Komnas Perempuan mencatat pada tahun 2016 terjadi 5.785 kasus kekerasan seksual terhadap perempuan. Jika 1/3 dari korban tersebut hamil dan meneruskan kehamilannya, maka ada sekitar 2 ribu anak setiap tahun yang lahir di luar perkawinan. Hal itu dikuatkan dengan data pendampingan Legal Resources Center untuk Keadilan Jender dan Hak Asasi Manusia (LRC-KJHAM) yang pada tahun 2018 menerima 28 pengaduan dari korban kekerasan seksual dan 16 korban di antaranya mengalami kehamilan.

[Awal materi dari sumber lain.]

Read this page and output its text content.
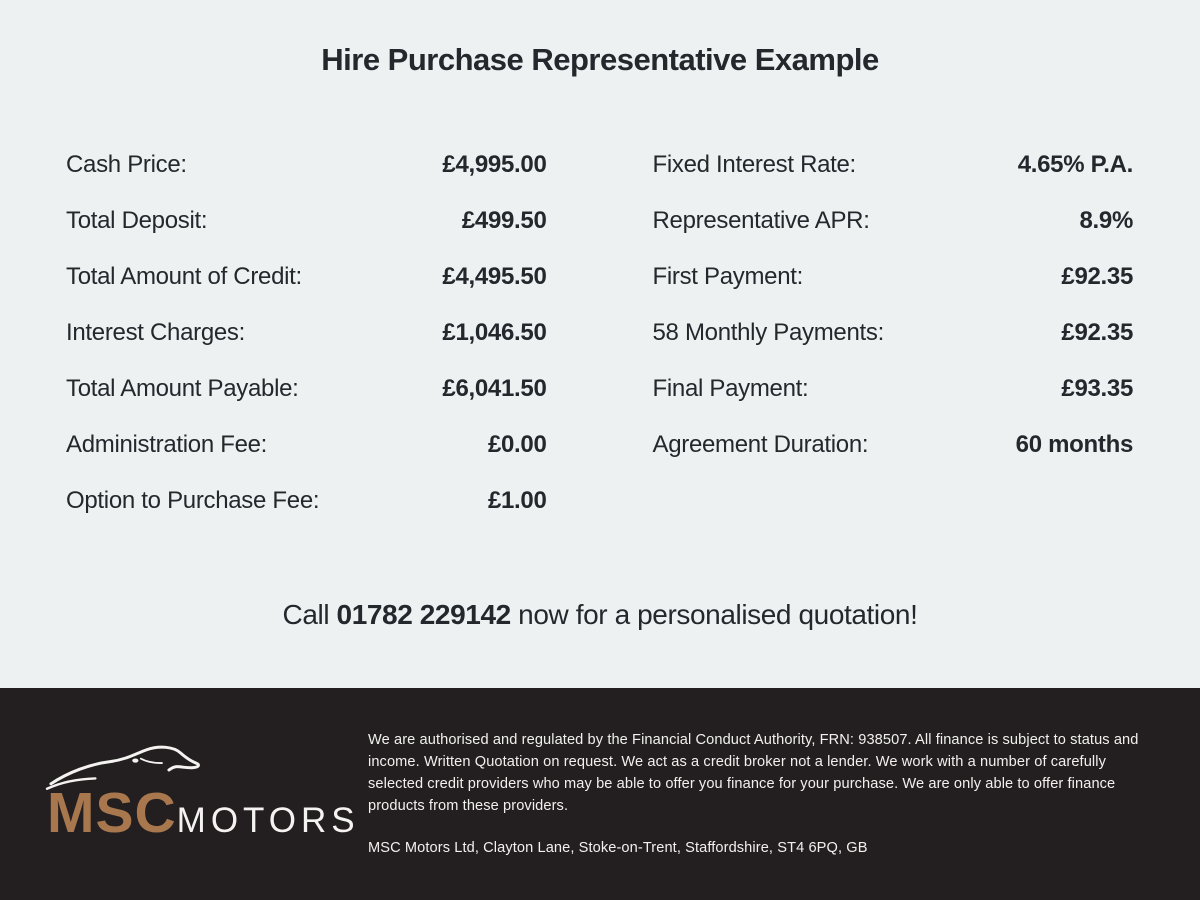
Hire Purchase Representative Example
Cash Price:	£4,995.00
Total Deposit:	£499.50
Total Amount of Credit:	£4,495.50
Interest Charges:	£1,046.50
Total Amount Payable:	£6,041.50
Administration Fee:	£0.00
Option to Purchase Fee:	£1.00
Fixed Interest Rate:	4.65% P.A.
Representative APR:	8.9%
First Payment:	£92.35
58 Monthly Payments:	£92.35
Final Payment:	£93.35
Agreement Duration:	60 months
Call 01782 229142 now for a personalised quotation!
MSC MOTORS

We are authorised and regulated by the Financial Conduct Authority, FRN: 938507. All finance is subject to status and income. Written Quotation on request. We act as a credit broker not a lender. We work with a number of carefully selected credit providers who may be able to offer you finance for your purchase. We are only able to offer finance products from these providers.

MSC Motors Ltd, Clayton Lane, Stoke-on-Trent, Staffordshire, ST4 6PQ, GB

Bertanggung jawab tanpa harus menikah
Pengalaman LRC-KJHAM menunjukkan, terdapat korban kekerasan seksual yang menginginkan anak yang dilahirkan mendapatkan dokumen yang sama dengan anak yang dilahirkan dalam perkawinan dan pelaku bertanggungjawab terhadap pemeliharaan dan perawatan meskipun tanpa adanya ikatan perkawinan.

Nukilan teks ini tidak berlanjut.